Later, when the bulldozers came to destroy the funky shelters at Morning Star, Ramón, along with others moved to nearby Weeler's Ranch, another open-land commune. He moved into a hand-made hut called the "Mousehouse" that someone else had already started, but he worked with what was there and built a humble addition. "At Wheeler's Ranch, we used to get the redwood 'slab'- the first cut on a log to strip the bark - very  very cheap scrap - and then used them for exterior siding of a hut. Lots of gaps, of course, that would have to be chinked with mud or whatever. But keep in mind we were in a very temperate zone - perhaps only two days of frost a year, but you did need a tight roof for the 28-or-so annual inches of rain, and a wood-burning stove (I used sawdust burners - three of them - that provided three years worth of heating out of one enormous vanload of sawdust (free except for the trucking charge). I'd dry it over the summer and then bag it up in 30-gallon bags. Only thing I missed was the visual pleasure of watching the flames (these were home-made sealed stoves made out of barrels of various sizes. I got the plans from the Pennsylvania Dept of Forestry.)"

"I helped a friend build his home from one fifty-dollar two-ton-truckload of used lumber.  We pulled the old nails, straightened them and pounded them back in. For the total cost, I would have to add a used door, some recycled windows, and a custom tarp 'roof' (probably biggest expense) so that on sunny days he'd just roll it back, standing in his loft… Dirt floors are easy to keep clean, by the way! And construction plastic makes great picture windows. Speaking of the latter, one of the most imaginative houses on the ranch was put up by a friend in a redwood grove: one large sheet of plastic (30 by 30 feet?) sandwiched between quarter-inch by four-inch redwood 'bender-board' strips 24-feet long.  We then raised it by pushing in and  up on the bender board ends, which created a 'Quonset hut' tunnel structure. Shade from the grove supplied less sunlight so it didn't become too much of a greenhouse. The ends of the structure were sealed with more plastic sheeting, and the 'floor' covered with carpet scraps. Just gorgeous, and perhaps cost all of $100."

"I spent perhaps my happiest summer at our ranch, living on $5 a week. My hens were laying, the two cows giving milk, the community garden a cornucopia of veggies, and the free store had brown rice, oats and wheat berries. All I needed to buy basically was white gas for my Coleman lantern (night reading), an occasional can of Top tobacco, coffee and cooking oil. Yeeha! When the USA shortly becomes a bankrupt third world economy, I'm ready!  And believe me, we'll all be happier and healthier for it. Of the 14 births we had in the two years I was there, I can only think of two that required a run to the local hospital. Just the daily walking required to gather supplies, chop wood, carry water, etc., kept future mom's' bodies in good shape."

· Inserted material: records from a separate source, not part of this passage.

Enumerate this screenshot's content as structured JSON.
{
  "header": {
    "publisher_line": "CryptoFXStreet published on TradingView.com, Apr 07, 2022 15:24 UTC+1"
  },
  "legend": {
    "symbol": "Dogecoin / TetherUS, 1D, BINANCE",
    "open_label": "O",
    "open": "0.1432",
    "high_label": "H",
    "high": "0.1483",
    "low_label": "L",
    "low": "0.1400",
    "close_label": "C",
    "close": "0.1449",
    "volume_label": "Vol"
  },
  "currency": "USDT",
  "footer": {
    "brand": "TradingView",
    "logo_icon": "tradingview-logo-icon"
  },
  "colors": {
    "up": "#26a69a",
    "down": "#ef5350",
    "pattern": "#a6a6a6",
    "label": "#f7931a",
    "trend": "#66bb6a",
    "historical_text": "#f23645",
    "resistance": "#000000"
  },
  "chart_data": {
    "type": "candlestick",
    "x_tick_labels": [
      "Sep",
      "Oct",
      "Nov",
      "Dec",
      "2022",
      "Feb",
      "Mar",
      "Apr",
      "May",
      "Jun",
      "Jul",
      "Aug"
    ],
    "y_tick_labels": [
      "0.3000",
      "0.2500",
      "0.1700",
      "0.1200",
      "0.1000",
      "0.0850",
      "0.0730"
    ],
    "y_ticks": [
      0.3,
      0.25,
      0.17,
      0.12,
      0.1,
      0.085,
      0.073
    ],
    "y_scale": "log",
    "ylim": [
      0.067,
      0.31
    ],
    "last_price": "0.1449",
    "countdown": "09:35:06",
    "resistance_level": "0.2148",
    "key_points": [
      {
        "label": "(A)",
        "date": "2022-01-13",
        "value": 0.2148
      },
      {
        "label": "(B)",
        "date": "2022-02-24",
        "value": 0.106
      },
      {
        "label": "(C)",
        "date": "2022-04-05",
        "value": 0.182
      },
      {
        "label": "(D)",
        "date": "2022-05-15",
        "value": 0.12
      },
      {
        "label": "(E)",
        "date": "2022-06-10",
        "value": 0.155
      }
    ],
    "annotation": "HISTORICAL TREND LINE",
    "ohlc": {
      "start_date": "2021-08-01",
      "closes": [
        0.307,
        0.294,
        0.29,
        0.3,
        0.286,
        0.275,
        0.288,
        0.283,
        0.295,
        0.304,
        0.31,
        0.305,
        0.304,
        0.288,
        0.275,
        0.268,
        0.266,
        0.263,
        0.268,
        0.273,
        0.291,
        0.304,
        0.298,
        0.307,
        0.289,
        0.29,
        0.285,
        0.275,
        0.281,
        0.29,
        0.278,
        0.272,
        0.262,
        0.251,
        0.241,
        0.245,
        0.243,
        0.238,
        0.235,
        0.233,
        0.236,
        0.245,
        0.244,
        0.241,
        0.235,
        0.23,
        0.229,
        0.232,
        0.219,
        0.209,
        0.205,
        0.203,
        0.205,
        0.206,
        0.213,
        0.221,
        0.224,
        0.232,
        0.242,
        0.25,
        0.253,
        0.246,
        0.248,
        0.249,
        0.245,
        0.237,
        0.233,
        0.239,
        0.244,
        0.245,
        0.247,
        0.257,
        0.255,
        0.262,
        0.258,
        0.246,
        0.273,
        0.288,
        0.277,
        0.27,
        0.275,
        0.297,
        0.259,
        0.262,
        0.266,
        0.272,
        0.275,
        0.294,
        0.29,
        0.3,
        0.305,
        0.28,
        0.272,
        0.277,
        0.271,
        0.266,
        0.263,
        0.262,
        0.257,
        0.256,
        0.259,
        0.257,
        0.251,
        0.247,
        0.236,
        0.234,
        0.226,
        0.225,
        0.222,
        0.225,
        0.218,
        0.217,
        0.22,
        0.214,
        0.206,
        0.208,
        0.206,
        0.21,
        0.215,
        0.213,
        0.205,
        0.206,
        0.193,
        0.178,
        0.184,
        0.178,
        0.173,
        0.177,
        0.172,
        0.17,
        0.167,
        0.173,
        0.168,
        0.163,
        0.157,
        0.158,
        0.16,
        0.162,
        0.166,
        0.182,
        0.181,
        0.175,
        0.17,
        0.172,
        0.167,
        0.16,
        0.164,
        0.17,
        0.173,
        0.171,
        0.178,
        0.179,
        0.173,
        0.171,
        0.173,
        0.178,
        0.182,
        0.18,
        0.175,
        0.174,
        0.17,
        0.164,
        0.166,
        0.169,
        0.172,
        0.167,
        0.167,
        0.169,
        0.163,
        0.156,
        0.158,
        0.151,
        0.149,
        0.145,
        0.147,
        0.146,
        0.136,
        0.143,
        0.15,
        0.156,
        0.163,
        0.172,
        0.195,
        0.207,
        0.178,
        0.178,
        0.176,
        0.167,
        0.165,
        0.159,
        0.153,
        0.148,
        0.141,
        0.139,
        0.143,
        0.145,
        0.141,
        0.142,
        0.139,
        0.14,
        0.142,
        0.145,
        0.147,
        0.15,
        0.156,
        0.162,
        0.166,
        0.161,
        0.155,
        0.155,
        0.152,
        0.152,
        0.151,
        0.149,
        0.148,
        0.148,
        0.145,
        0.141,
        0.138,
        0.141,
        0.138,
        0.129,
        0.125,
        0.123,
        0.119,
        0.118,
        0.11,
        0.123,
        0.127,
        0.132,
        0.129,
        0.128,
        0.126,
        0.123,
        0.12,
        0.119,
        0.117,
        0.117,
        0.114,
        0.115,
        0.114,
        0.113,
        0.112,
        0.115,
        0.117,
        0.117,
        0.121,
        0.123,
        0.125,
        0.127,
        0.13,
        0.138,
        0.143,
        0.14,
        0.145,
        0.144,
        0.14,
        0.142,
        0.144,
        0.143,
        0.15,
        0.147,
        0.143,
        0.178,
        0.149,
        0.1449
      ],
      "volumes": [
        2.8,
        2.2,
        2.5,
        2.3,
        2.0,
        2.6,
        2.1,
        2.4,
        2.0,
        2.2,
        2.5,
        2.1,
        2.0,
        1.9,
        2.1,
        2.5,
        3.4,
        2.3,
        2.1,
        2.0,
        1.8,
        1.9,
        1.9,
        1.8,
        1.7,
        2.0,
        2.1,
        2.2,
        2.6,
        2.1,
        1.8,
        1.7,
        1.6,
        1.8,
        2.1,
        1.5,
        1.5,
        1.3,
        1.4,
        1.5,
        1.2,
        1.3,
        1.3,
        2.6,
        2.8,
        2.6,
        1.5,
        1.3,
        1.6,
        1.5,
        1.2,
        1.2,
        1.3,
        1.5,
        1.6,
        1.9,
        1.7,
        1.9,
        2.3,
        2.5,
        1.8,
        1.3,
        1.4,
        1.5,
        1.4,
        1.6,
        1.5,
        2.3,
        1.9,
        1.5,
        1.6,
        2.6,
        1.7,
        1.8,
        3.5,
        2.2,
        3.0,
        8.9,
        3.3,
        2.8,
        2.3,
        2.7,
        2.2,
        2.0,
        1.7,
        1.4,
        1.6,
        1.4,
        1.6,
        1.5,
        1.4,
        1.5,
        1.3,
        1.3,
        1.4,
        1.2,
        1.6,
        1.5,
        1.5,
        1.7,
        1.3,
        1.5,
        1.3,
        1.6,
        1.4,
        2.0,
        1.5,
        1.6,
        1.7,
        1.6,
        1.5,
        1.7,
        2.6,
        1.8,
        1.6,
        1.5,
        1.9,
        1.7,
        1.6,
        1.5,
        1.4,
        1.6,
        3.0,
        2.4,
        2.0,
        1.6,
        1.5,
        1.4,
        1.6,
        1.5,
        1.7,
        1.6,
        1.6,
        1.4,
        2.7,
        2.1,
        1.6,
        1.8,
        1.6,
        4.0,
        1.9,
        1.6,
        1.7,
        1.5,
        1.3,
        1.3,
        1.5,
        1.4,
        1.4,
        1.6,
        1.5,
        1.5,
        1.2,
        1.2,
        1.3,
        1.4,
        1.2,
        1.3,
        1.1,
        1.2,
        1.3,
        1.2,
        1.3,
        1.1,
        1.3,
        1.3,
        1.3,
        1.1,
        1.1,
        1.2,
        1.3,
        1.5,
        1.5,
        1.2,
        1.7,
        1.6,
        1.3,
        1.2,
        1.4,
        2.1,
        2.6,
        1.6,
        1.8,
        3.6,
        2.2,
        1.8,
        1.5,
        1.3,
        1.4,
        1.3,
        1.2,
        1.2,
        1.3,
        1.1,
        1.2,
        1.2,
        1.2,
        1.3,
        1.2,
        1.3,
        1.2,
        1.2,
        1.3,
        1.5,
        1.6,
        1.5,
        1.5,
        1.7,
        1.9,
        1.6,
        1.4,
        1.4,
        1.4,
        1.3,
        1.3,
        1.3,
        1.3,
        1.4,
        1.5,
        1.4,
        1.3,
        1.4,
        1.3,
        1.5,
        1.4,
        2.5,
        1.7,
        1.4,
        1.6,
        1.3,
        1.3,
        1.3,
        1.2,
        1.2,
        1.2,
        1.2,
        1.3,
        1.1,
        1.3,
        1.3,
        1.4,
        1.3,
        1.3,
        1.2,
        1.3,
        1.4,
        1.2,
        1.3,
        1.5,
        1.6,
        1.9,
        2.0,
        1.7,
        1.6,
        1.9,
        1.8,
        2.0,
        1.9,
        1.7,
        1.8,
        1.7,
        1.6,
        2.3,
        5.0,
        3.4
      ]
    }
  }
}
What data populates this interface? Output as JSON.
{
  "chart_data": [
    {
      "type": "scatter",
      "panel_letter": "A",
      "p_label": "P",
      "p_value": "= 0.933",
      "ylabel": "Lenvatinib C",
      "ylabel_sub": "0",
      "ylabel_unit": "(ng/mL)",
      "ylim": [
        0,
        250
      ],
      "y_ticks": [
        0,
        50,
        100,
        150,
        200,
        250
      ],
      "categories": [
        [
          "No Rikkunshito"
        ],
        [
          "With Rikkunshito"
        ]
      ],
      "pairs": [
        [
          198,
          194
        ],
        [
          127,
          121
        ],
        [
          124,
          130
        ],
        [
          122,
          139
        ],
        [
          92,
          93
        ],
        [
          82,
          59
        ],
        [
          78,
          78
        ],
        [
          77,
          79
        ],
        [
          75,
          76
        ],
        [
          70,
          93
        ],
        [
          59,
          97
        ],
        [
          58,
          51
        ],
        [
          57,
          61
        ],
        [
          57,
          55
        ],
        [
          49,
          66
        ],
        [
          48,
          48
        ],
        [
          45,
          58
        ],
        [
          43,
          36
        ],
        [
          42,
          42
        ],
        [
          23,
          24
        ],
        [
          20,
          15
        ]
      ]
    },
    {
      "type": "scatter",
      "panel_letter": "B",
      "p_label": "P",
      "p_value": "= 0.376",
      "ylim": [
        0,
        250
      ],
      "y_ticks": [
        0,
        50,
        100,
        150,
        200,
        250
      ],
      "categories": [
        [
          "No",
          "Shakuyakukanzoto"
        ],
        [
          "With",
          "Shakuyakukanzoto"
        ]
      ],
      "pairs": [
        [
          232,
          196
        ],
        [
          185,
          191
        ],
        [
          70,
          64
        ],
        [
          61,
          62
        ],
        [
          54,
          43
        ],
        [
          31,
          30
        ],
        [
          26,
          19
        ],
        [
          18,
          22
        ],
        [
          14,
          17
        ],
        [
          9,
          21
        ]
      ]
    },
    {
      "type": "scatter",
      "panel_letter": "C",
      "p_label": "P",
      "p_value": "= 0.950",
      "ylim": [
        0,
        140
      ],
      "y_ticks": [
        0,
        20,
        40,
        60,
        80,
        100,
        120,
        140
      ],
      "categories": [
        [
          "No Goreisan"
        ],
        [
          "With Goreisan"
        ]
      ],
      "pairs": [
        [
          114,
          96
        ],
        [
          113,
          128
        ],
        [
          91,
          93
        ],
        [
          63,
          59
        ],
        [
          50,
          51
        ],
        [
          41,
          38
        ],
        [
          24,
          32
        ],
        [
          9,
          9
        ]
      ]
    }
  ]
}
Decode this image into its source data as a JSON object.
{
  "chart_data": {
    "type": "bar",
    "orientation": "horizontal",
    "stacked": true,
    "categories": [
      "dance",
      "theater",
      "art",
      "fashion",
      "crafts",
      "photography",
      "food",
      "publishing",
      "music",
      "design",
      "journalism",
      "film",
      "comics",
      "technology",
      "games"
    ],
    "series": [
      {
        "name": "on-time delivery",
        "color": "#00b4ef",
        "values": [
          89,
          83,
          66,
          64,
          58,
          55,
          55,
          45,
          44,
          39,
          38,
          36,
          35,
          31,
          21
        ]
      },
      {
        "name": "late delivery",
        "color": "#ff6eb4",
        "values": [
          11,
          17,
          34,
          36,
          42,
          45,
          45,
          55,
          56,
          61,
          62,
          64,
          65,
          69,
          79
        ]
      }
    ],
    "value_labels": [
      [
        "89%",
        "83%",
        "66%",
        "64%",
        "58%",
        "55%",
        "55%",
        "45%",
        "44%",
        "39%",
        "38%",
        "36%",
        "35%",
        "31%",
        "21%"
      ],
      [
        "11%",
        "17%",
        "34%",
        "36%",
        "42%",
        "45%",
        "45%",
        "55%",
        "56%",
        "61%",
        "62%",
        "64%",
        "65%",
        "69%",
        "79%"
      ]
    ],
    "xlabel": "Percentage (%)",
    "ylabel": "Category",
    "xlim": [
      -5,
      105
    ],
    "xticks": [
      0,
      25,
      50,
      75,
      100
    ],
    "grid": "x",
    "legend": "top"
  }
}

"We met the revolution, and it was we! Of course the county bulldozed us out of existence in 1972, but today Sonoma County probably has the greenest local government south of Mendocino. However the developers, like sharks, are always circling..."

Ramón was one of the guiding spirits behind Spaced Out. In the process he became a friend and mentor and has been kind enough to share his experiences, ideas, inventions, memories and photographs. (By the way, his unpublished work "Home Free Home: A History of Two Open-Door California Communes" is one of the best sources for anyone doing work on 60s alternative lifestyles: http://www.diggers.org/home_free.htm"http://www.diggers.org/home_free.htm)

Solar salutations to Ramón!








Clockwise from left: pattern effects created by strobe; Ramón Sender lying in field, trying out his Sunstrobe device (Wheeler's Ranch), "Antropos," painting by Ramón.